Notícias do front

Notícias do front

Amigos e conhecidos atingidos

publicidade

Morreu o marido de uma amiga. Era o amor da vida dela. Estiveram juntos uma vida. Marco Antônio, Totô, um velho parceiro, grande leitor de Jean-Paul Sartre e de Simone de Beauvoir, está intubadoem Alegrete. Outro amigo especial, Wellington Pereira, dos tempos de Paris, professor na Universidade Federal da Paraíba, sucumbiu em João Pessoa. Iran Rosa, figura conhecida de Porto Alegre, foi tragado pela Covid. Nei Lisboa está internado por causa da covid e do ataque de uma bactéria oportunista. O marido de uma amiga médica teve de segurar a onda em casa, com oxigênio comprado no interior, por não ter conseguido lugar em hospital. O vírus não se contenta em atingir desconhecidos. Uma das mais simpáticas atendentes do bar da nossa faculdade, a Nívea, perdeu a luta e deixou três filhos. Todos os dias contabilizamos infecções, intubações e mortes de gente muito próxima.

A tragédia tem nome e sobrenome. Muitas vezes, atende por apelidos carinhosos, aquelas que as pessoas receberam na infância. Minha sobrinha Carol estreou na medicina, com o diploma ainda fresco, na linha de frente contra a pandemia em hospitais da Grande Porto Alegre. Meu amigo Leandro Minozzo, médico admirável pela competência e pelo zelo, ocupa-se de idosos. Vê o medo nos olhos das pessoas quando, em casa, sentem o aviso dos primeiros sintomas. Penso no doutor Fabiano Ramos, que se ocupou de mim no Hospital da PUCRS e comandou a pesquisa da Coranavac no Rio Grande do Sul. Como andará ele nestes dias de sobrecarga, de comoção e de recordes de internações! As notícias tristes pipocam.
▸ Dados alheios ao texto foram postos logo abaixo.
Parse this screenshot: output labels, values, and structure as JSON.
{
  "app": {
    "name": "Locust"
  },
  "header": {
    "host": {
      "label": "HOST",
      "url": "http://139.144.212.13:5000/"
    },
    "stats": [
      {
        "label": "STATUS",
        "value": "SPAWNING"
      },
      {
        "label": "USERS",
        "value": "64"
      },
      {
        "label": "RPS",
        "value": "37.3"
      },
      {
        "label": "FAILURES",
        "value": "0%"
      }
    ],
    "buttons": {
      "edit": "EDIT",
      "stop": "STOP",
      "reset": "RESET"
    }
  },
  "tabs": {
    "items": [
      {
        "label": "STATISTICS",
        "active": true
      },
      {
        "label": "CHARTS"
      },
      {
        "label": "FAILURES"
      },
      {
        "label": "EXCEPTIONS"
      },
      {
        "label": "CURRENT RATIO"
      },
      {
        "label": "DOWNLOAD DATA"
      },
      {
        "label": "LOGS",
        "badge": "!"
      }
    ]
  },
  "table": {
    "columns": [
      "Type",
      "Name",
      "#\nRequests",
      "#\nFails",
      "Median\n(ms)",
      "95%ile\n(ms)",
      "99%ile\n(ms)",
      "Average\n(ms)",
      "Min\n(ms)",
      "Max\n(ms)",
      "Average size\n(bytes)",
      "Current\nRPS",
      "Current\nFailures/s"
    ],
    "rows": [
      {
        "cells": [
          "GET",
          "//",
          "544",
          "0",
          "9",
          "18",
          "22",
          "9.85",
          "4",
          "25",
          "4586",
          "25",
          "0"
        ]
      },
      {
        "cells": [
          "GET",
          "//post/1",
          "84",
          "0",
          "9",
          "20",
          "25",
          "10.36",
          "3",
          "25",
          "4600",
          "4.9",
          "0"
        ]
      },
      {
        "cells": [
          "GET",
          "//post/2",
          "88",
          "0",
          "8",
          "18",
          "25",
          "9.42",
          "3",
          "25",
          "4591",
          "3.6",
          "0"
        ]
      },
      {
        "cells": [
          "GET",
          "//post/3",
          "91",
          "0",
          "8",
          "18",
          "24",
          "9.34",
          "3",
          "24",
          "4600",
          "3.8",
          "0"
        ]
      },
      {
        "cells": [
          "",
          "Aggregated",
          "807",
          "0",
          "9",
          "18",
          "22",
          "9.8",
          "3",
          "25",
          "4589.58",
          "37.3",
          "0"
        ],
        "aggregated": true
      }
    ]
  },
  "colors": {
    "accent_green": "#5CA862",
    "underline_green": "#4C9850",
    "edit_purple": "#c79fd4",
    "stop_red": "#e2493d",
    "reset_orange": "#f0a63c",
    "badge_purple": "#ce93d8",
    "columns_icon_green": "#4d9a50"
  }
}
Um cunhado espera o vírus ir embora isolado na campanha. Um radialista amigo aguentou o tranco internado no único hospital da cidade a receber pacientes de Covid com ajuda de doações de particulares. Apesar de todas essas evidências trágicas, fatos de uma realidade incontrolável, festas clandestinas continuam a acontecer, gente sem máscara circula pelas ruas, ônibus lotados atravessam o Estado para fazer compras no exterior, autoridades relativizam o perigo, pressões vencem a ciência. Meu amigo Gilberto Schwartsmann, médico renomado, me conta que a situação é desesperadora. Recebe ligações sobre como comprar respiradores. Cláudia fez aniversário, pela segunda vez, em nosso isolamento pandêmico. Comemoramos o fato de ela não ter pego o vírus e de eu estar curado.

Completei trinta dias sem botar o pé na rua. Já quase não me lembro como é passear na Redenção. Caminho na esteira. Tenho a sorte de poder trabalhar de casa. Faz um ano que adoeci, fui hospitalizado, me assustei. Em maio, combinava, como alento, passar o Natal com a família, trocar abraços apertados. Não foi possível. Agora, sonho de novo que em dezembro estaremos todos juntos. Para isso, seguindo a ciência, só há um caminho: a vacinação de todos. Por enquanto, distanciamento social é uma necessidade. Eu não saio, as notícias chegam. A lista dos sustos diários cresce. Já não faço com meu braço o meu viver. Sonho com o fim da travessia do deserto. Altero com pessimismo a canção. Meu lado otimista reage: venceremos. Se não temos o bom senso como bandeira compartilhada, ainda temos a ciência.